SELECT id, customer_id, total
FROM orders
WHERE status IN ('pending', 'shipped')
ORDER BY created_at DESC;

A plain index on status would index all 50 million rows, even though 98% of them will never match this query. That's 50 million index entries serving 1 million actual lookups.

The Solution: A Partial Index

CREATE INDEX idx_orders_active
  ON orders (created_at DESC)
  WHERE status IN ('pending', 'shipped');

Now PostgreSQL only indexes the ~1 million "active" rows. The index is 98% smaller, fits more easily in memory, and stays faster even as the full table grows — because delivered/cancelled orders never bloat it.

Query Plan Comparison

Before (sequential scan on 50M rows):

Seq Scan on orders  (cost=0.00..1245000.00 rows=1100000 width=32)
  Filter: (status = ANY ('{pending,shipped}'::text[]))

After (index scan on 1M-entry partial index):

Index Scan using idx_orders_active on orders  (cost=0.43..9834.12 rows=1100000 width=32)

When to Use Partial Indexes

Partial indexes shine when:

A column has highly skewed distribution (most queries target a small minority of rows)
You filter on "active" or "open" records and the closed ones pile up over time
You want a unique constraint only for non-null values: CREATE UNIQUE INDEX ON users (email) WHERE email IS NOT NULL;

Composite Indexes: Column Order Is Everything

A composite index (also called a multi-column index) covers more than one column. Done right, it eliminates multiple sequential scans. Done wrong, it wastes space and never gets used.

The Left-to-Right Rule

PostgreSQL can use a composite index only when the query filters on a prefix of the indexed columns.
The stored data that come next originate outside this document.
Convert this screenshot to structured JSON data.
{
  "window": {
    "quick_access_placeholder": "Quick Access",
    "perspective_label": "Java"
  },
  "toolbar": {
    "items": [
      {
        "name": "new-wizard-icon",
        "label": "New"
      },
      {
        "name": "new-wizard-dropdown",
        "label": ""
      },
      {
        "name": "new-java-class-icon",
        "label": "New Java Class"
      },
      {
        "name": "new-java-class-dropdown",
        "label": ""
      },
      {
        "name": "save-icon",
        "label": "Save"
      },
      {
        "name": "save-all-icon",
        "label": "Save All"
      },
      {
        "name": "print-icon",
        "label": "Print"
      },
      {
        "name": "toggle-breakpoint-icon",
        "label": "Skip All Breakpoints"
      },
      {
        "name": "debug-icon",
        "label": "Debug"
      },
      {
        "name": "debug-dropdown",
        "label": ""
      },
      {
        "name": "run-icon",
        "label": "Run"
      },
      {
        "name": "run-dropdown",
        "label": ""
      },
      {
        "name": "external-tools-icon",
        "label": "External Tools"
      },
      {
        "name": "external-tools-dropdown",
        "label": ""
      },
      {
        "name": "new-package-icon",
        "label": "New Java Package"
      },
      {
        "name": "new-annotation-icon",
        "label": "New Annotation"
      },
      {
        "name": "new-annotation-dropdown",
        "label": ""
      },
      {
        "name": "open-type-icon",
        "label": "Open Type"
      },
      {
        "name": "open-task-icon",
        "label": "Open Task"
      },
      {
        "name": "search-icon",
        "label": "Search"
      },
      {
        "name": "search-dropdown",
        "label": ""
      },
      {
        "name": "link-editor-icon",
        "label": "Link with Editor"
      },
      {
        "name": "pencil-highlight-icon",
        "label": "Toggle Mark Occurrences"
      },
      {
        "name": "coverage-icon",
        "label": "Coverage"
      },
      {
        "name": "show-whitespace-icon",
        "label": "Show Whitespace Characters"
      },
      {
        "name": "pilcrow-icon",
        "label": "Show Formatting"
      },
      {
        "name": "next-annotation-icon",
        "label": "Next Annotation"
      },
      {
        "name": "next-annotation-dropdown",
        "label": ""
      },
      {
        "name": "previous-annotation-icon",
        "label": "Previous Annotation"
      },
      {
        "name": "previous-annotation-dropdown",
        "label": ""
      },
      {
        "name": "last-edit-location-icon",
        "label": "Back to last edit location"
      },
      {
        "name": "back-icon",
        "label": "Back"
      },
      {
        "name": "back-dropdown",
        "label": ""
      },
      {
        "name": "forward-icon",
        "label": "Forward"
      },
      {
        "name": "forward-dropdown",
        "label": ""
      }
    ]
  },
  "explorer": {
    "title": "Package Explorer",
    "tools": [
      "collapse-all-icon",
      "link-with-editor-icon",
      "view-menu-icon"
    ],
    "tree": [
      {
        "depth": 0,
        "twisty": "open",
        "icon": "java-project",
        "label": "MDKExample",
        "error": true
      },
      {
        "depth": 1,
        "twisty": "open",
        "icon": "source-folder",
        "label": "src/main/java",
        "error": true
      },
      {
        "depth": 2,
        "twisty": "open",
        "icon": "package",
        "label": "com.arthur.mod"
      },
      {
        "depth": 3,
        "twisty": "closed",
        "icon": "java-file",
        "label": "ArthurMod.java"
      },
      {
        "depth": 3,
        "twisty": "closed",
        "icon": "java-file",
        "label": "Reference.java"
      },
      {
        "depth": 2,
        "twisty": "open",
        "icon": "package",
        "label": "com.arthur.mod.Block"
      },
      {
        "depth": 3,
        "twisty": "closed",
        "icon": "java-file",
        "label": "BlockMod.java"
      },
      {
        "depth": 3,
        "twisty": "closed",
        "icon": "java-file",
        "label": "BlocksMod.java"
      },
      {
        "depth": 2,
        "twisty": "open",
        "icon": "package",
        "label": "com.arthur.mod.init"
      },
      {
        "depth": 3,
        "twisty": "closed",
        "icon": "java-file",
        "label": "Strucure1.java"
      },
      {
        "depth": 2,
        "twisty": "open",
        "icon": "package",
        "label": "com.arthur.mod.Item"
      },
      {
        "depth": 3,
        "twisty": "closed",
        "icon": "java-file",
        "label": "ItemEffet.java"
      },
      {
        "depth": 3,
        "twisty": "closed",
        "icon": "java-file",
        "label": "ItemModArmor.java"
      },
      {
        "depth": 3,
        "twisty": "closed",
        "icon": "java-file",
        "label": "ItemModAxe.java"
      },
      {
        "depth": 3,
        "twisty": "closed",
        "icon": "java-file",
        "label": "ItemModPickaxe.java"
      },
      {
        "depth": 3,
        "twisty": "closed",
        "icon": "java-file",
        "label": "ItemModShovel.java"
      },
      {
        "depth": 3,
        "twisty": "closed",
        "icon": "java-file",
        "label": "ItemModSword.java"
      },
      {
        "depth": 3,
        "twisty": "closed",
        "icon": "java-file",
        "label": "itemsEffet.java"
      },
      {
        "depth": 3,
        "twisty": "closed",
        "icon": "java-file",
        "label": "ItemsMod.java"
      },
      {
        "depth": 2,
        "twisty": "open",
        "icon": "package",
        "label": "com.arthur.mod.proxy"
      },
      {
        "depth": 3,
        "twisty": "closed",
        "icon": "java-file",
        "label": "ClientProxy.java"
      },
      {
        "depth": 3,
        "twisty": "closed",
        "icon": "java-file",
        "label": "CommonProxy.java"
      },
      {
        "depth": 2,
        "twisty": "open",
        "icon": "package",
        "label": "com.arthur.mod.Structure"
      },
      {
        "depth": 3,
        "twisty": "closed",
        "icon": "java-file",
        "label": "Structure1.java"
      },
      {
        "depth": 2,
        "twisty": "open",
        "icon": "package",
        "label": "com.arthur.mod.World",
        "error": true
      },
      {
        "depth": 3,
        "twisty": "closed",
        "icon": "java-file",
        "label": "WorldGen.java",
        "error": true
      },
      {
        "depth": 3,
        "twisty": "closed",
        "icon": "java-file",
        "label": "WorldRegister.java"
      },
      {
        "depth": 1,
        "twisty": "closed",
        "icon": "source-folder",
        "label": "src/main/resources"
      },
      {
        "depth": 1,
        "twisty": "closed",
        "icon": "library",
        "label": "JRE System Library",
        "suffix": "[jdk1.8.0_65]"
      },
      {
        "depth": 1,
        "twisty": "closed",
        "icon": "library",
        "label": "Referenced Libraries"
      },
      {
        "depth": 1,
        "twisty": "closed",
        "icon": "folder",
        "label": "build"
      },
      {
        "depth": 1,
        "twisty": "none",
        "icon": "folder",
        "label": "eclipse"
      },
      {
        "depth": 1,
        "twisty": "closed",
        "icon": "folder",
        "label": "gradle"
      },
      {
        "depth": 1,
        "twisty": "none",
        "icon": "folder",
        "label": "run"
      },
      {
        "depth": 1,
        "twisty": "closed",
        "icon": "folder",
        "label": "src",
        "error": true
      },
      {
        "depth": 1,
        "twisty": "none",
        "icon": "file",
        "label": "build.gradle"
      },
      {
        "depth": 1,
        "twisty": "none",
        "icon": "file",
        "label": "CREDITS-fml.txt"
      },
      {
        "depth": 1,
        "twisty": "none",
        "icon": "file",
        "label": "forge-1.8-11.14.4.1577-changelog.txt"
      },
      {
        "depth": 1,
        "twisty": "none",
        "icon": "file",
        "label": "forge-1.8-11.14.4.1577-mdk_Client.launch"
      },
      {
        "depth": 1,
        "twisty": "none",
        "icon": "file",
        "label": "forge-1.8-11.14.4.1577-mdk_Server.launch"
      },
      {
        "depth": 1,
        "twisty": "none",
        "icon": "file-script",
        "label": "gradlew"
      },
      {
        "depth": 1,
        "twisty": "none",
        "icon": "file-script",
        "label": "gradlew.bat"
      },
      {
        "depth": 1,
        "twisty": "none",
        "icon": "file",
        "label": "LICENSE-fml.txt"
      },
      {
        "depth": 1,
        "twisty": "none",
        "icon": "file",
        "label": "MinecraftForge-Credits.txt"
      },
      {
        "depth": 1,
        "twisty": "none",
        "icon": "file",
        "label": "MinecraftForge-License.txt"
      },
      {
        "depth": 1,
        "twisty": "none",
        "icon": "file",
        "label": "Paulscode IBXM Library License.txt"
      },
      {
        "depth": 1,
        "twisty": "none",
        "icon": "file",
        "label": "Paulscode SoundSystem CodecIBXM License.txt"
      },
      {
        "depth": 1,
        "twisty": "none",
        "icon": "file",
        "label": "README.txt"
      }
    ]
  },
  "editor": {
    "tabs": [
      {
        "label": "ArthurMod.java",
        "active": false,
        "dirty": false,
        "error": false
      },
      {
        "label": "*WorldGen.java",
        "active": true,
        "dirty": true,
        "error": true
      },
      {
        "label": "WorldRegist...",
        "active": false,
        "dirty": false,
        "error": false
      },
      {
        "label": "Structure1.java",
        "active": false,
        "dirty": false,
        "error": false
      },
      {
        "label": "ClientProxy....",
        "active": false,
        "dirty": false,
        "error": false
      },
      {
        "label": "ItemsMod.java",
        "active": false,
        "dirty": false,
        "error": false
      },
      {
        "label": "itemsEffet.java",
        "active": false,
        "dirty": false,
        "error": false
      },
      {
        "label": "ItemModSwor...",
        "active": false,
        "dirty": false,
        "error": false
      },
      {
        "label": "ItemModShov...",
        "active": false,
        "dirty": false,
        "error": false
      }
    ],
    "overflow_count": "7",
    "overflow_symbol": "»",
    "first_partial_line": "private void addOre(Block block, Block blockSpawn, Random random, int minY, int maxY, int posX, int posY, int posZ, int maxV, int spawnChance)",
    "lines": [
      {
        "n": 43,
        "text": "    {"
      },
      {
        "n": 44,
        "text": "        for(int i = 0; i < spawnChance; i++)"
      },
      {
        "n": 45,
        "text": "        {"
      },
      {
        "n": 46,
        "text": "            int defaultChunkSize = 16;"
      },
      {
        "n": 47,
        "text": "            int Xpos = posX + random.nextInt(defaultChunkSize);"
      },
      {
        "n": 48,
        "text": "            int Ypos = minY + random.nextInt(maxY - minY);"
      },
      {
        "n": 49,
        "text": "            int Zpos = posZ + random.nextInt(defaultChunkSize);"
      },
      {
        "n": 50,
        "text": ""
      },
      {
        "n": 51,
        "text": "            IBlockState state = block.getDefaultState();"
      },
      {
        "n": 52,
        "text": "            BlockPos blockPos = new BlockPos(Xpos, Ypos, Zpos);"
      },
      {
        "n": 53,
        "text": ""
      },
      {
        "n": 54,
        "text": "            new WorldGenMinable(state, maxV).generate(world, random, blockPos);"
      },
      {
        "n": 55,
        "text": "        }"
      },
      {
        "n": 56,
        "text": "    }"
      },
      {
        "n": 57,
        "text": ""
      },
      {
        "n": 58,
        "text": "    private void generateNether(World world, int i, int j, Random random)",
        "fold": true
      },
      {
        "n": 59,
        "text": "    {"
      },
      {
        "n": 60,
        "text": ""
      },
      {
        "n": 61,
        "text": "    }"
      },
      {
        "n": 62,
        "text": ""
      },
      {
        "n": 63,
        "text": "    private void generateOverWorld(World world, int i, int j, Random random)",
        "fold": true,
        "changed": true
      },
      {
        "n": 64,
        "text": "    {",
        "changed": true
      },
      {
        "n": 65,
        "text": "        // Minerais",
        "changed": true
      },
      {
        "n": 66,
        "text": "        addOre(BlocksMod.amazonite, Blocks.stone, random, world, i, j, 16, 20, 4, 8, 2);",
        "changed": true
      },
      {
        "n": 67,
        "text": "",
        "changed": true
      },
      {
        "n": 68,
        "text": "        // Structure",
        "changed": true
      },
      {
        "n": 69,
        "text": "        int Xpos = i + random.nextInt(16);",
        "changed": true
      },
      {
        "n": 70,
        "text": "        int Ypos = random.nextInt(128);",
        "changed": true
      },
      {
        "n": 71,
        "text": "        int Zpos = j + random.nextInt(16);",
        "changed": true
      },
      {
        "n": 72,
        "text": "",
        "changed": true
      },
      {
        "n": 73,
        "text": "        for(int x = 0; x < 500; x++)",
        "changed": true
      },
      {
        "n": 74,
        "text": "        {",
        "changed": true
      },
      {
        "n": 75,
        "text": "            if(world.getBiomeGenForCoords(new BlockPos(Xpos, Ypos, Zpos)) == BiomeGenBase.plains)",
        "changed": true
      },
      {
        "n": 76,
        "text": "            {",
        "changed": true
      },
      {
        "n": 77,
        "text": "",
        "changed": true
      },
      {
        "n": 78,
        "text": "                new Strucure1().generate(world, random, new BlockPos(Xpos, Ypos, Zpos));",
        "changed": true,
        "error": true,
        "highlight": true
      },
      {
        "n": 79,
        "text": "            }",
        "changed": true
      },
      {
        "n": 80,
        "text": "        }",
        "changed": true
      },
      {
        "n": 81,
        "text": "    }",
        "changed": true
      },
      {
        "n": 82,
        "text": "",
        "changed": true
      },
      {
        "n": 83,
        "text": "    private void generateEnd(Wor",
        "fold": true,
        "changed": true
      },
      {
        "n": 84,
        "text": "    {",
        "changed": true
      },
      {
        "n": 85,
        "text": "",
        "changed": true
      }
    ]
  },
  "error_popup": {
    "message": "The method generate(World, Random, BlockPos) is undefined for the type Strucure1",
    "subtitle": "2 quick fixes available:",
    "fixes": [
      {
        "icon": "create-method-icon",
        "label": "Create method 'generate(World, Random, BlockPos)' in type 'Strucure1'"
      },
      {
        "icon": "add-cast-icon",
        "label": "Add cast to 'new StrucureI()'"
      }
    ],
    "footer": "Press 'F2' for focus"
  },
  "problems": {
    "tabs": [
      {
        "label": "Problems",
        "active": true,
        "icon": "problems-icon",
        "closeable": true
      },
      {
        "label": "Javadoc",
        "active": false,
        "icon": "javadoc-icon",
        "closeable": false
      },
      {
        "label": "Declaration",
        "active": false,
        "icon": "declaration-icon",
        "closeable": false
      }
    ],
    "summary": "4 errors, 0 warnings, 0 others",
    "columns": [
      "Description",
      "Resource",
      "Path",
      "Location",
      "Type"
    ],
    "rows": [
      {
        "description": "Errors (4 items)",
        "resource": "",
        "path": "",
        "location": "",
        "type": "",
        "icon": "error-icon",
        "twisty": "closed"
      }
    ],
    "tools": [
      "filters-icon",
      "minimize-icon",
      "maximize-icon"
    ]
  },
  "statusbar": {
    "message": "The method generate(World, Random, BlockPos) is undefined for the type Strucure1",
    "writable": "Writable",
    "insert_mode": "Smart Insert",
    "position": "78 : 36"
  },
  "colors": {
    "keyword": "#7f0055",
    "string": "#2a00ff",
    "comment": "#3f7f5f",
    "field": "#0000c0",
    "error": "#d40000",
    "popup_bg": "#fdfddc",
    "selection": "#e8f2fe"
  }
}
Given:

CREATE INDEX idx_orders_customer_status_date
  ON orders (customer_id, status, created_at DESC);

Query predicate	Uses index?	Why
`WHERE customer_id = 42`	✅ Yes	Matches leading column
`WHERE customer_id = 42 AND status = 'pending'`	✅ Yes	Matches first two columns
`WHERE customer_id = 42 AND status = 'pending' AND created_at > '2026-01-01'`	✅ Yes (full use)	Matches all three columns
`WHERE status = 'pending'`	❌ No	Skips leading column
`WHERE created_at > '2026-01-01'`	❌ No	Skips first two columns

Column Ordering Strategy

Follow this rule of thumb for column order in a composite index:

Equality columns first — columns used with = or IN
Range columns next — columns used with >, <, BETWEEN
Sort columns last — columns used in ORDER BY

So for this query:

SELECT id, total
FROM orders
WHERE customer_id = 42
  AND status = 'pending'
  AND created_at > now() - interval '30 days'
ORDER BY created_at DESC;

The ideal index is exactly what we created: (customer_id, status, created_at DESC). PostgreSQL can narrow by customer_id (equality), then narrow further by status (equality), then scan only the recent range of created_at — all within the index structure.

Avoid Index Proliferation

One well-designed composite index often replaces two or three single-column indexes. If you have idx_customer_id and idx_status separately, queries needing both columns force a "bitmap AND" merge — two index lookups joined in memory. A single composite index eliminates that overhead.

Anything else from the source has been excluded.